Super Pumped: The Battle for Uber (Sunday, linear Crave, 10 p.m. and streaming on Crave) is the first instalment of an anthology series in which each season will explore a story that “rocked the business world to its core and changed culture.” Here, Joseph Gordon-Levitt plays, with some gusto, Travis Kalanick, Uber’s co-founder and CEO who was ultimately ousted in a boardroom coup. As such it’s all about ego and vanity among the “bros” of Silicon Valley, their bluster and their often ruthless attempts to scam others. Made with a full-throttle visual energy that sometimes works and sometimes feels wearying, it could make you loathe these self-proclaimed disrupters. Its centre is the sort-of father/son relationship between Kalanick and mentor Bill Gurley (Kyle Chandler), a quiet-spoken Texas venture capitalist who bet on Uber’s success, but faced Kalanick’s monstrous ego and delusion. In eight parts, weekly, it’s so pumped about these people it can make you exhausted.
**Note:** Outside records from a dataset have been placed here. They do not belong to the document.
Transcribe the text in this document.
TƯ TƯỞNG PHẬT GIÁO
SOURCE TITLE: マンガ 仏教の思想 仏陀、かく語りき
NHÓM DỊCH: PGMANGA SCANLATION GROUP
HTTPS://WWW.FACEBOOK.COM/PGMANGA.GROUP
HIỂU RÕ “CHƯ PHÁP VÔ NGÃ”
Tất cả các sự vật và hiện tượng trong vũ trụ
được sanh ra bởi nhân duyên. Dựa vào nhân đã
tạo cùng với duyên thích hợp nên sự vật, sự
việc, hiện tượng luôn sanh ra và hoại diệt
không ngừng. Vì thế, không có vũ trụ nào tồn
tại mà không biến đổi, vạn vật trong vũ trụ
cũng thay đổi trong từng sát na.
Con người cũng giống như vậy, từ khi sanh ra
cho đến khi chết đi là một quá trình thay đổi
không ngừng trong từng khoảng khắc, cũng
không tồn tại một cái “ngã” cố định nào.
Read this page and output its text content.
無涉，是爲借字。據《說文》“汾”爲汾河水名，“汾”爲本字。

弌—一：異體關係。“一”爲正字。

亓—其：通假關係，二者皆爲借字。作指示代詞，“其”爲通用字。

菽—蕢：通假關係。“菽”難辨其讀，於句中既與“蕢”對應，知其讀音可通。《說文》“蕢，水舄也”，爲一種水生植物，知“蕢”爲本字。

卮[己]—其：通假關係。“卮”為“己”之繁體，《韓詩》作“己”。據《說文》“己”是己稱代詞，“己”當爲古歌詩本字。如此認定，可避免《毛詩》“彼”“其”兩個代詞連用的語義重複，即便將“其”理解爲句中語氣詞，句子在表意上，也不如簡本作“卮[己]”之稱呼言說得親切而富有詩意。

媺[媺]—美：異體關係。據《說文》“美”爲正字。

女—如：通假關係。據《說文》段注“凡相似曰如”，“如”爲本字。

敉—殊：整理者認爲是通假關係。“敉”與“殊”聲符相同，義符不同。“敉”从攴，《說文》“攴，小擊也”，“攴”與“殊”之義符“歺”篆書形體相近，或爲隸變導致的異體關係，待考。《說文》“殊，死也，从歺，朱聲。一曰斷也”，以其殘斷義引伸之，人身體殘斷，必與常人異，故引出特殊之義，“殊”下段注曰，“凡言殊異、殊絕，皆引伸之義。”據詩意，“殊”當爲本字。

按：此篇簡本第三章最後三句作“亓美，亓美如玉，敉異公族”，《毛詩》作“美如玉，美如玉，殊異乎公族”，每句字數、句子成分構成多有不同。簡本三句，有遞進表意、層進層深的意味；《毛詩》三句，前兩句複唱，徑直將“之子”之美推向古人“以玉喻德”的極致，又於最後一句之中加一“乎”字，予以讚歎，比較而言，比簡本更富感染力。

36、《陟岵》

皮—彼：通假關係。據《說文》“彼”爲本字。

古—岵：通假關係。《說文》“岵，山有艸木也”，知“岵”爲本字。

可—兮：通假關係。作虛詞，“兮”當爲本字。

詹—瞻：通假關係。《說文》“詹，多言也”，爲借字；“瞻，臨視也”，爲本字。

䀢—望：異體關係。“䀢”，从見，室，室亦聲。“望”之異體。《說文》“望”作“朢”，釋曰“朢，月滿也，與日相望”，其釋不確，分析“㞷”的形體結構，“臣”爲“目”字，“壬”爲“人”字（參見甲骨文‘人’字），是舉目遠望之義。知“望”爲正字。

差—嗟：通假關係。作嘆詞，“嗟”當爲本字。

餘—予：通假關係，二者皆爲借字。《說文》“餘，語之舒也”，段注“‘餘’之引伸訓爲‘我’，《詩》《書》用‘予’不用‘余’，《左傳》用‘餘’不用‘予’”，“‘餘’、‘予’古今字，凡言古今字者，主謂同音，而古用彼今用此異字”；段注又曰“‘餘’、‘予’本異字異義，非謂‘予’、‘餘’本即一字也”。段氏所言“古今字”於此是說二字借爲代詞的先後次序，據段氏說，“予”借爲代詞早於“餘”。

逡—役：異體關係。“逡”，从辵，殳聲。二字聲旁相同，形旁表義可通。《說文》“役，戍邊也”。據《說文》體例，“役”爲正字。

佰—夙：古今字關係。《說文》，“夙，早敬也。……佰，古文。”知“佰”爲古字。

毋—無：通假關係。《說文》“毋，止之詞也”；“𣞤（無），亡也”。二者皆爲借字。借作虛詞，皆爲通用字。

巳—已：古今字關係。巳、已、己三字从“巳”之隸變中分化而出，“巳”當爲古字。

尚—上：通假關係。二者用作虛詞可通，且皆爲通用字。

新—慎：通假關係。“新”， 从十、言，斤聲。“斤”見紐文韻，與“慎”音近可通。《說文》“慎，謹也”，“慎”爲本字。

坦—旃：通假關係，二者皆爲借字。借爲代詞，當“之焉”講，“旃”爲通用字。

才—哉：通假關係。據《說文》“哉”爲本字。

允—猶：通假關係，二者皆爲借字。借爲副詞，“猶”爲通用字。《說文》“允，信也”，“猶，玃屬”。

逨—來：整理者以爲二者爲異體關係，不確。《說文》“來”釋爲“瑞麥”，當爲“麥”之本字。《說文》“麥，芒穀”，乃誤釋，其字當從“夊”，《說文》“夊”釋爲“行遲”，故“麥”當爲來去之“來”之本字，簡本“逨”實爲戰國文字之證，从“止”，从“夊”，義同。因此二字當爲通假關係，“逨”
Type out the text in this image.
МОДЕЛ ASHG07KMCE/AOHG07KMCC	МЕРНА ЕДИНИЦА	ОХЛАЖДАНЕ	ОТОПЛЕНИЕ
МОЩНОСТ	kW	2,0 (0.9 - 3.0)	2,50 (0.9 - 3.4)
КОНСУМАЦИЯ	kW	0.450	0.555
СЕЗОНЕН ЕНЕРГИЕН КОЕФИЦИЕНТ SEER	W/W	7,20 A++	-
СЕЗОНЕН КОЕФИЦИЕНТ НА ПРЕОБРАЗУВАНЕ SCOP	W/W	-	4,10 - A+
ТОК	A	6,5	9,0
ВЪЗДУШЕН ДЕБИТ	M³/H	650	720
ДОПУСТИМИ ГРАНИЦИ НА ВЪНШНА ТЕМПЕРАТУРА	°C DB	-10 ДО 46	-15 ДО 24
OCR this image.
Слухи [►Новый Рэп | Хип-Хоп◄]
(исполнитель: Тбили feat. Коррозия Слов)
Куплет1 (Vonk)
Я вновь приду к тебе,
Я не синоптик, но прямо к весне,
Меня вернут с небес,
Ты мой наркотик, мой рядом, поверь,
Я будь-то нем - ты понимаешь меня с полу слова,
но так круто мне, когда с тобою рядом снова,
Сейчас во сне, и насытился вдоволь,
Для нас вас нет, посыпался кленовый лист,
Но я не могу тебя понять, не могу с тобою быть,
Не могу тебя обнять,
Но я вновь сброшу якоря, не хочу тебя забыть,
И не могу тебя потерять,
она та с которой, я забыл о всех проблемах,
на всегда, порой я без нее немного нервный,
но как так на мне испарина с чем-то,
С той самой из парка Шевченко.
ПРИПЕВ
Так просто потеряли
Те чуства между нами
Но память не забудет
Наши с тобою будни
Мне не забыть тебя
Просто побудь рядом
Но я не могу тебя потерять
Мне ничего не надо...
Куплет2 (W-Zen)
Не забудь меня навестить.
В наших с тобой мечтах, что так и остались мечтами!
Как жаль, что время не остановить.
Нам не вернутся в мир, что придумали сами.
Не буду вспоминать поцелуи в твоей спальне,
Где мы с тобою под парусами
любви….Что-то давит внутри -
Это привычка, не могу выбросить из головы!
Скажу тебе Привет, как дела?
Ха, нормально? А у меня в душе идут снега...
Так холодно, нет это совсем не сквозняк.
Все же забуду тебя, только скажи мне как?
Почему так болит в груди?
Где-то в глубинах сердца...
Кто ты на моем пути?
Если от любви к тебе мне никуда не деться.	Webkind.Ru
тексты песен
Finally if you want a different kind of reality dating show, one that doesn’t feature improbably attractive and dumb twentysomethings, try My Mom, Your Dad (HBO Canada, Saturday, 8 p.m.). It’s all about middle-aged singles, ones with adult kids who want their parents to find love. Seven adult children take their parents to a retreat, where the older people are told that “dating consultants” will help them find a match in the house. Thing is, those consultants are actually the kids, who are in a nearby house and monitoring everything. And interfering. Not as clever as it thinks it is, but definitely different.